The humble bricklayer may also be at risk of automation.  A new robot, called the semi-automated mason (or SAM), offers automated bricklaying services.

The robot will perform many of the more rote tasks associated with bricklaying, such as picking up the bricks, applying the mortar and placing them in the correct location.

Such advances are driven by advances such as the recent MIT project to improve collaboration and coordination between robots.

Robots in the Shipyard

A recent EU backed project is bringing such technologies to the shipyard.  The CARLOS project was recently completed to showcase the use of automation in a semi-structured environment.

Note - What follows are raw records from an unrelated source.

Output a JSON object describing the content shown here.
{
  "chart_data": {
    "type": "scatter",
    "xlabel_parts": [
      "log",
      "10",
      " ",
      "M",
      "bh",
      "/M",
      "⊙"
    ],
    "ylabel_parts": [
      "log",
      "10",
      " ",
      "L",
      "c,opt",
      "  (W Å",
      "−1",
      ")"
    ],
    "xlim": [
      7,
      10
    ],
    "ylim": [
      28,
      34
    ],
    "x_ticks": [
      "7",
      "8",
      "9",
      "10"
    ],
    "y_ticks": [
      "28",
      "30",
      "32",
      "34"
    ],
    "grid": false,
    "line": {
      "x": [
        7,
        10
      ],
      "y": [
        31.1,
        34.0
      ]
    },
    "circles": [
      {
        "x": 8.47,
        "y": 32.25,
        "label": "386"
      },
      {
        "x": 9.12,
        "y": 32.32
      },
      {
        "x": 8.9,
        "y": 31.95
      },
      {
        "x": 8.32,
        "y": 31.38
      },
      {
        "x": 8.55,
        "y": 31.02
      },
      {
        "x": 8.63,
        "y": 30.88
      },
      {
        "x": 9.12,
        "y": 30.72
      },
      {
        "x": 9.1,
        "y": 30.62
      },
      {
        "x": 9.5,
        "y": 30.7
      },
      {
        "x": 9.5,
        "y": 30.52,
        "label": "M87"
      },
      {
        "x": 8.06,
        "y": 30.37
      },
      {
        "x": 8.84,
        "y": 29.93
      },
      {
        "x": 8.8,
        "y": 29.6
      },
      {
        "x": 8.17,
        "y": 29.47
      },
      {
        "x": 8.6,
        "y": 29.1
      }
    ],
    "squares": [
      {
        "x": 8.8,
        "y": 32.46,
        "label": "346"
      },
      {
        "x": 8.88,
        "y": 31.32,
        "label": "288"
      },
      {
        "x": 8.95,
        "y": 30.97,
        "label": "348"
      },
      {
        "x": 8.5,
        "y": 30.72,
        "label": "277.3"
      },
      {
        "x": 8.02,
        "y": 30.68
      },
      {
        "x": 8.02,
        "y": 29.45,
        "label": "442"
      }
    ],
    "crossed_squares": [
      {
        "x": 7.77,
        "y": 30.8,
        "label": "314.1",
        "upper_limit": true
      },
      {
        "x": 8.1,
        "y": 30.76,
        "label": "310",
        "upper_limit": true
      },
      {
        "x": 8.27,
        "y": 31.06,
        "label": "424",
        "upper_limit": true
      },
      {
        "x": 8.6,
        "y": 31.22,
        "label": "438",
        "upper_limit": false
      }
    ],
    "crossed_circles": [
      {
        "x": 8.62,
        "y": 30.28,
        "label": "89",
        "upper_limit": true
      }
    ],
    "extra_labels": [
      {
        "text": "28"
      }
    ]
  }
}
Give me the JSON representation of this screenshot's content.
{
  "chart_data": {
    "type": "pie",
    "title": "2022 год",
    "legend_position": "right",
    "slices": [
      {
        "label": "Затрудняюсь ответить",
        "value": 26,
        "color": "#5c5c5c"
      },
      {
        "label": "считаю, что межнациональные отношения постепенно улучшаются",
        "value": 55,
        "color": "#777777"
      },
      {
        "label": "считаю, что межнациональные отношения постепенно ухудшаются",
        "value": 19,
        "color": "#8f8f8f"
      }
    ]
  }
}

It’s the kind of environment that has traditionally stumped researchers.  Most modern shipyards utilize block construction, whereby chunks of the ship are constructed in the ship yard and then joined together at the building dock.

It’s very repetitive, not to mention dangerous, and is typically done by manual labor.  The environment has proven beyond automation, until now at least.

The initial trials of CARLOS showed that it was capable of performing semi-autonomous navigation within the various blocks of the ship.  It navigated using data from the CAD file and was capable of performing stud welding and mark information onto cabin walls to support the work of human laborers.

Collaborative Robots

The researchers used many of the collaborative techniques demonstrated in the MIT project mentioned earlier to allow the robots to cooperate in the complex environments in which they were placed.

The team hope that CARLOS will eventually be capable of operating in a host of industrial and civil construction sectors, with the eventual aim being that it provide a strong competitive edge to European based manufacturers.

The project was recently awarded first prize in the FreeBots competition at the Festival Nacional de Robótica, a Portuguese national robotics competition that aims to show off cutting edge R&D.